I know a lot of pro-choice women. In fact, the most vehemently pro-choice women I know are mothers. I’ve known a lot of women who’ve had abortions. I have NEVER in my entire life met a single woman who thought an abortion was a Good Idea.

But the minute they tell me I CANNOT control my uterus … that’s a *part of my body*. Whatever you may think about abortion in general, neither you, nor Bush, nor anyone gets to tell me what to do with *MY* body, because it is the only thing in this world i was born with and it is the only thing in this world I will die with, and it is the ONLY thing in this world that makes me ME.

I don’t think anyone can appreciate that until someone tells you what you can and cannot do with your penis, or your mouth, or your hands. The state didn’t give me a right to my body – only God or fate or whatever universal capricious force you believe in, gave me a right to inhabit my body. It is the only thing that I think with, breathe with, exist with.

I understand there are people who believe that unborn fetuses have those same rights.

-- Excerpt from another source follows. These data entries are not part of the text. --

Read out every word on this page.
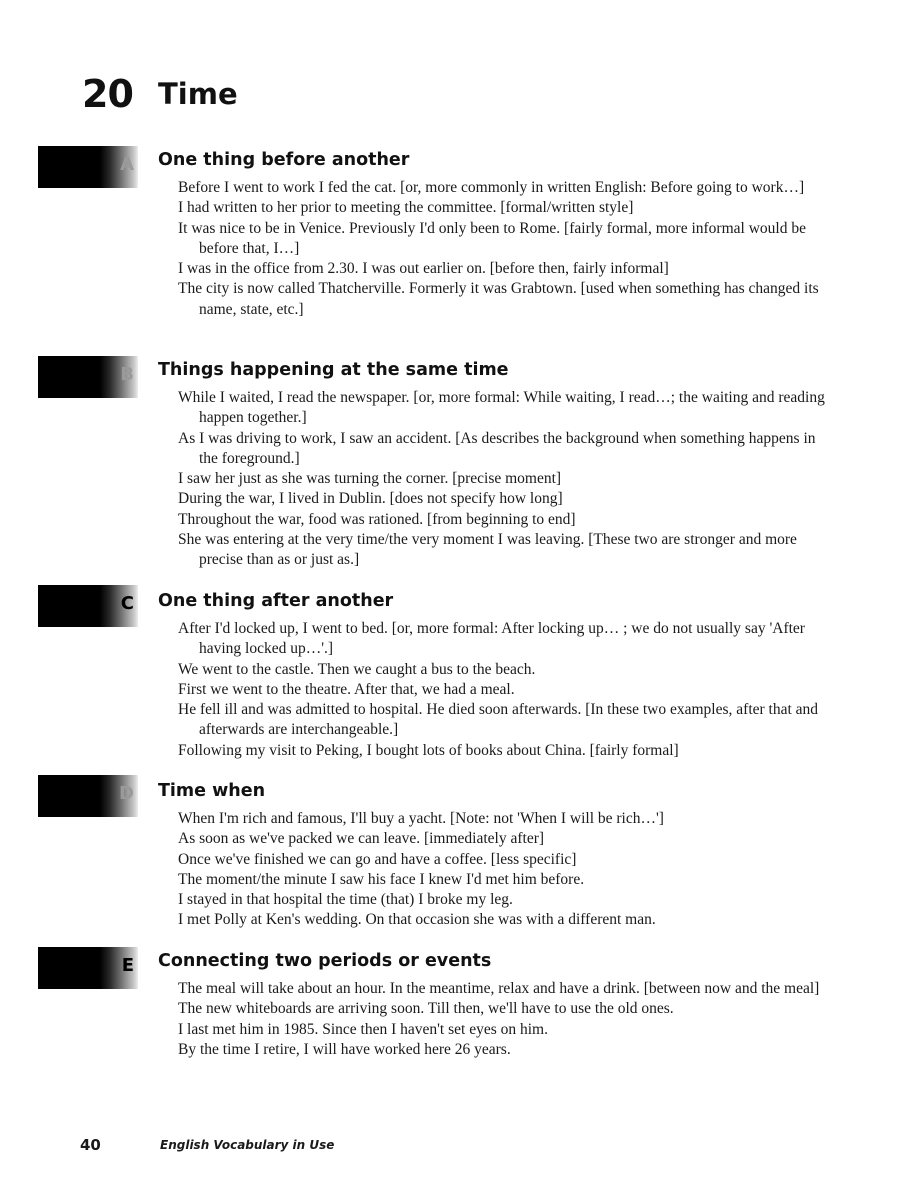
20 Time
A One thing before another

Before I went to work I fed the cat. [or, more commonly in written English: Before going to work…]

I had written to her prior to meeting the committee. [formal/written style]

It was nice to be in Venice. Previously I'd only been to Rome. [fairly formal, more informal would be before that, I…]

I was in the office from 2.30. I was out earlier on. [before then, fairly informal]

The city is now called Thatcherville. Formerly it was Grabtown. [used when something has changed its name, state, etc.]

B Things happening at the same time

While I waited, I read the newspaper. [or, more formal: While waiting, I read…; the waiting and reading happen together.]

As I was driving to work, I saw an accident. [As describes the background when something happens in the foreground.]

I saw her just as she was turning the corner. [precise moment]

During the war, I lived in Dublin. [does not specify how long]

Throughout the war, food was rationed. [from beginning to end]

She was entering at the very time/the very moment I was leaving. [These two are stronger and more precise than as or just as.]

C One thing after another

After I'd locked up, I went to bed. [or, more formal: After locking up… ; we do not usually say 'After having locked up…'.]

We went to the castle. Then we caught a bus to the beach.

First we went to the theatre. After that, we had a meal.

He fell ill and was admitted to hospital. He died soon afterwards. [In these two examples, after that and afterwards are interchangeable.]

Following my visit to Peking, I bought lots of books about China. [fairly formal]

D Time when

When I'm rich and famous, I'll buy a yacht. [Note: not 'When I will be rich…']

As soon as we've packed we can leave. [immediately after]

Once we've finished we can go and have a coffee. [less specific]

The moment/the minute I saw his face I knew I'd met him before.

I stayed in that hospital the time (that) I broke my leg.

I met Polly at Ken's wedding. On that occasion she was with a different man.

E Connecting two periods or events

The meal will take about an hour. In the meantime, relax and have a drink. [between now and the meal]

The new whiteboards are arriving soon. Till then, we'll have to use the old ones.

I last met him in 1985. Since then I haven't set eyes on him.

By the time I retire, I will have worked here 26 years.

40	English Vocabulary in Use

What I don’t understand is at what point those rights take over *MY* rights, and, most importantly, why it’s not God or fate or whatever universal capricious force you believe in that’s deciding that, but the state. That’s what I don’t get.

I was up late thinking about this. Crying over this.

Men grow up with the given assumption that they have complete primacy over their bodies.

Women grow up with the idea that at some point, they will voluntarily cede control of that primacy to a baby’s needs.

The idea of having to *involuntarily* cede primacy of one’s body is pretty upsetting.

But do you know what happens to women who don’t have abortions? Who can’t/don’t care for the baby? Those children become foster kids.

Adoption? That happens to a small proportion of newborn white babies who are given up by healthy normal mothers.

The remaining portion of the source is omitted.